Ele afirma que todas as unidades serão transferidas para o ambiente digital nos próximos meses.
Mas os preços unitários não são baixos. A Veragon afirma que suas unidades, que utilizam o sistema de refrigeração e condensação, custam de US$ 60 mil a US$ 70 mil (cerca de R$ 310 mil a 360 mil).
Como comparação, Koigi diz que uma de suas unidades grandes custa US$ 18 mil (cerca de R$ 93 mil).
Mas Shrivastav indica que produzir água no ponto de utilização reduz os seus custos, pois a água é bastante pesada e o seu transporte não é uma tarefa simples.

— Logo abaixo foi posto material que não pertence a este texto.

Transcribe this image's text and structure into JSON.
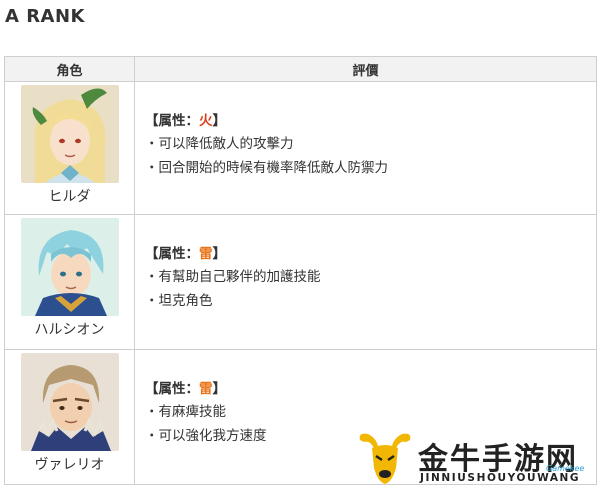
{
  "title": "A RANK",
  "table": {
    "headers": {
      "character": "角色",
      "evaluation": "評價"
    },
    "rows": [
      {
        "name": "ヒルダ",
        "attribute_label": "【属性：",
        "attribute_value": "火",
        "attribute_close": "】",
        "attribute_color": "#d9401a",
        "bullets": [
          "・可以降低敵人的攻擊力",
          "・回合開始的時候有機率降低敵人防禦力"
        ],
        "portrait_icon": "blonde-character-portrait-icon"
      },
      {
        "name": "ハルシオン",
        "attribute_label": "【属性：",
        "attribute_value": "雷",
        "attribute_close": "】",
        "attribute_color": "#e8751a",
        "bullets": [
          "・有幫助自己夥伴的加護技能",
          "・坦克角色"
        ],
        "portrait_icon": "blue-hair-character-portrait-icon"
      },
      {
        "name": "ヴァレリオ",
        "attribute_label": "【属性：",
        "attribute_value": "雷",
        "attribute_close": "】",
        "attribute_color": "#e8751a",
        "bullets": [
          "・有麻痺技能",
          "・可以強化我方速度"
        ],
        "portrait_icon": "brown-hair-character-portrait-icon"
      }
    ]
  },
  "watermark": {
    "text": "金牛手游网",
    "subtext": "JINNIUSHOUYOUWANG",
    "badge": "Gamekee",
    "icon": "bull-head-logo-icon"
  }
}
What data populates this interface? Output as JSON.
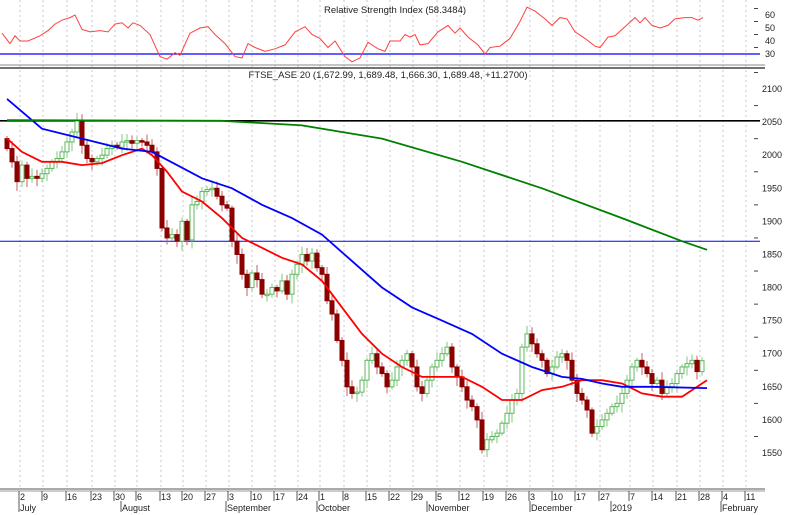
{
  "chart_data": {
    "type": "candlestick",
    "instrument": "FTSE_ASE 20",
    "title": "FTSE_ASE 20 (1,672.99, 1,689.48, 1,666.30, 1,689.48, +11.2700)",
    "last_ohlc": {
      "open": 1672.99,
      "high": 1689.48,
      "low": 1666.3,
      "close": 1689.48,
      "change": 11.27
    },
    "ylim": [
      1500,
      2130
    ],
    "y_ticks": [
      "2100",
      "2050",
      "2000",
      "1950",
      "1900",
      "1850",
      "1800",
      "1750",
      "1700",
      "1650",
      "1600",
      "1550"
    ],
    "closes": [
      2010,
      1990,
      1960,
      1985,
      1965,
      1968,
      1965,
      1972,
      1980,
      1990,
      1995,
      2005,
      2020,
      2035,
      2052,
      2015,
      1995,
      1990,
      1995,
      2000,
      2010,
      2015,
      2012,
      2020,
      2022,
      2018,
      2022,
      2020,
      2015,
      2005,
      1980,
      1890,
      1875,
      1880,
      1870,
      1900,
      1872,
      1925,
      1930,
      1945,
      1948,
      1950,
      1938,
      1925,
      1920,
      1870,
      1850,
      1820,
      1800,
      1822,
      1812,
      1790,
      1790,
      1800,
      1795,
      1810,
      1790,
      1820,
      1835,
      1850,
      1840,
      1852,
      1830,
      1820,
      1780,
      1760,
      1720,
      1690,
      1650,
      1640,
      1642,
      1660,
      1690,
      1700,
      1680,
      1670,
      1650,
      1660,
      1680,
      1690,
      1700,
      1680,
      1650,
      1640,
      1660,
      1680,
      1690,
      1700,
      1710,
      1680,
      1665,
      1650,
      1630,
      1620,
      1600,
      1555,
      1570,
      1575,
      1580,
      1595,
      1610,
      1630,
      1640,
      1710,
      1730,
      1715,
      1700,
      1690,
      1670,
      1680,
      1695,
      1700,
      1690,
      1660,
      1640,
      1630,
      1615,
      1580,
      1590,
      1600,
      1610,
      1620,
      1625,
      1640,
      1660,
      1680,
      1690,
      1680,
      1670,
      1655,
      1660,
      1640,
      1650,
      1655,
      1670,
      1680,
      1685,
      1690,
      1672.99,
      1689.48
    ],
    "moving_averages": [
      {
        "name": "short MA",
        "color": "#ff0000",
        "points": [
          [
            0,
            2025
          ],
          [
            3,
            2005
          ],
          [
            7,
            1990
          ],
          [
            11,
            1990
          ],
          [
            15,
            1985
          ],
          [
            19,
            1988
          ],
          [
            23,
            2000
          ],
          [
            27,
            2010
          ],
          [
            29,
            2000
          ],
          [
            32,
            1975
          ],
          [
            35,
            1945
          ],
          [
            39,
            1930
          ],
          [
            43,
            1905
          ],
          [
            47,
            1875
          ],
          [
            51,
            1860
          ],
          [
            55,
            1845
          ],
          [
            59,
            1835
          ],
          [
            63,
            1810
          ],
          [
            67,
            1770
          ],
          [
            71,
            1730
          ],
          [
            75,
            1700
          ],
          [
            79,
            1680
          ],
          [
            83,
            1665
          ],
          [
            87,
            1665
          ],
          [
            91,
            1665
          ],
          [
            95,
            1650
          ],
          [
            99,
            1630
          ],
          [
            103,
            1630
          ],
          [
            107,
            1645
          ],
          [
            111,
            1650
          ],
          [
            115,
            1660
          ],
          [
            119,
            1660
          ],
          [
            123,
            1655
          ],
          [
            127,
            1640
          ],
          [
            131,
            1635
          ],
          [
            135,
            1635
          ],
          [
            139,
            1655
          ],
          [
            140,
            1660
          ]
        ]
      },
      {
        "name": "medium MA",
        "color": "#0000ff",
        "points": [
          [
            0,
            2085
          ],
          [
            7,
            2040
          ],
          [
            15,
            2025
          ],
          [
            23,
            2010
          ],
          [
            29,
            2005
          ],
          [
            34,
            1985
          ],
          [
            39,
            1965
          ],
          [
            45,
            1950
          ],
          [
            51,
            1925
          ],
          [
            57,
            1905
          ],
          [
            63,
            1880
          ],
          [
            69,
            1840
          ],
          [
            75,
            1800
          ],
          [
            81,
            1770
          ],
          [
            87,
            1750
          ],
          [
            93,
            1730
          ],
          [
            99,
            1700
          ],
          [
            105,
            1680
          ],
          [
            111,
            1665
          ],
          [
            115,
            1662
          ],
          [
            119,
            1655
          ],
          [
            123,
            1650
          ],
          [
            129,
            1650
          ],
          [
            140,
            1648
          ]
        ]
      },
      {
        "name": "long MA",
        "color": "#008000",
        "points": [
          [
            0,
            2053
          ],
          [
            43,
            2052
          ],
          [
            59,
            2045
          ],
          [
            75,
            2025
          ],
          [
            91,
            1990
          ],
          [
            107,
            1950
          ],
          [
            123,
            1905
          ],
          [
            135,
            1870
          ],
          [
            140,
            1857
          ]
        ]
      }
    ],
    "horizontal_lines": [
      {
        "value": 2052,
        "color": "#000000"
      },
      {
        "value": 1870,
        "color": "#0000ff"
      }
    ],
    "rsi": {
      "title": "Relative Strength Index (58.3484)",
      "value": 58.3484,
      "ylim": [
        20,
        68
      ],
      "y_ticks": [
        "60",
        "50",
        "40",
        "30"
      ],
      "level": 30,
      "level_color": "#0000ff",
      "line_color": "#ff4040",
      "points": [
        [
          -1,
          46
        ],
        [
          0.6,
          38
        ],
        [
          1.6,
          44
        ],
        [
          2.6,
          40
        ],
        [
          4.2,
          40
        ],
        [
          6.6,
          44
        ],
        [
          8.2,
          48
        ],
        [
          9.6,
          53
        ],
        [
          11,
          56
        ],
        [
          12.6,
          58
        ],
        [
          13.6,
          60
        ],
        [
          15,
          49
        ],
        [
          16.6,
          47
        ],
        [
          18.6,
          48
        ],
        [
          20.2,
          47
        ],
        [
          21.6,
          53
        ],
        [
          23,
          54
        ],
        [
          24.2,
          50
        ],
        [
          25.2,
          54
        ],
        [
          26.6,
          52
        ],
        [
          28.6,
          45
        ],
        [
          30.6,
          28
        ],
        [
          32,
          26
        ],
        [
          33.6,
          31
        ],
        [
          34.6,
          29
        ],
        [
          36.6,
          46
        ],
        [
          38.6,
          50
        ],
        [
          40.2,
          51
        ],
        [
          41.6,
          45
        ],
        [
          43.6,
          38
        ],
        [
          45.6,
          28
        ],
        [
          47,
          27
        ],
        [
          48.2,
          38
        ],
        [
          49.6,
          35
        ],
        [
          51.6,
          32
        ],
        [
          53.6,
          34
        ],
        [
          55.6,
          37
        ],
        [
          56.6,
          42
        ],
        [
          57.6,
          47
        ],
        [
          59.6,
          51
        ],
        [
          61,
          45
        ],
        [
          62.6,
          42
        ],
        [
          64.2,
          35
        ],
        [
          65.6,
          40
        ],
        [
          67.6,
          28
        ],
        [
          69,
          24
        ],
        [
          70.6,
          27
        ],
        [
          72.2,
          39
        ],
        [
          74.2,
          34
        ],
        [
          75.6,
          32
        ],
        [
          76.6,
          40
        ],
        [
          78.6,
          40
        ],
        [
          79.6,
          45
        ],
        [
          80.6,
          43
        ],
        [
          81.6,
          45
        ],
        [
          82.6,
          37
        ],
        [
          84.2,
          38
        ],
        [
          86.2,
          47
        ],
        [
          88.2,
          52
        ],
        [
          89.6,
          46
        ],
        [
          90.6,
          50
        ],
        [
          92.2,
          43
        ],
        [
          94.2,
          37
        ],
        [
          95.6,
          30
        ],
        [
          96.6,
          35
        ],
        [
          98.6,
          36
        ],
        [
          100.6,
          42
        ],
        [
          102.6,
          55
        ],
        [
          104,
          66
        ],
        [
          105.6,
          63
        ],
        [
          107.6,
          57
        ],
        [
          109,
          52
        ],
        [
          110.6,
          58
        ],
        [
          112,
          57
        ],
        [
          113.6,
          47
        ],
        [
          115.6,
          42
        ],
        [
          117.6,
          36
        ],
        [
          118.6,
          35
        ],
        [
          120.2,
          43
        ],
        [
          121.6,
          44
        ],
        [
          123.6,
          51
        ],
        [
          125.6,
          58
        ],
        [
          126.6,
          54
        ],
        [
          127.6,
          58
        ],
        [
          129,
          52
        ],
        [
          130.6,
          50
        ],
        [
          132.2,
          52
        ],
        [
          133.6,
          57
        ],
        [
          135.6,
          58
        ],
        [
          137,
          58
        ],
        [
          138.2,
          56
        ],
        [
          139.2,
          58
        ]
      ]
    },
    "x_ticks": [
      "2",
      "9",
      "16",
      "23",
      "30",
      "6",
      "13",
      "20",
      "27",
      "3",
      "10",
      "17",
      "24",
      "1",
      "8",
      "15",
      "22",
      "29",
      "5",
      "12",
      "19",
      "26",
      "3",
      "10",
      "17",
      "27",
      "7",
      "14",
      "21",
      "28",
      "4",
      "11"
    ],
    "x_months": [
      "July",
      "August",
      "September",
      "October",
      "November",
      "December",
      "2019",
      "February"
    ],
    "colors": {
      "up_body": "#ffffff",
      "up_outline": "#5cb85c",
      "down_body": "#8b0000"
    }
  }
}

Olhando para o futuro, o Uravu Labs está pesquisando como os avanços na ciência dos materiais podem aumentar a eficiência dos dessecantes ou como o uso de diferentes materiais para absorver mais umidade do ar poderia tornar o processo mais eficaz.
Shrivastav explica que esses avanços também reduzirão o calor necessário para o processo, de 60°C para 40°C.
Eles esperam realizar projetos-piloto para instalar suas unidades em data centers na Índia e em Cingapura. Os data centers geram muito calor que normalmente é perdido, mas Uravu pretende usar esse calor para criar água.
“Esse processo vai resultar na redução de até 95% no consumo de água [no centro de dados]”, explica Shrivastav.
“O sistema de Uravu captura a maior parte do calor desperdiçado e devolve água fria, portanto, é necessária muito pouca água nova para reabastecer.”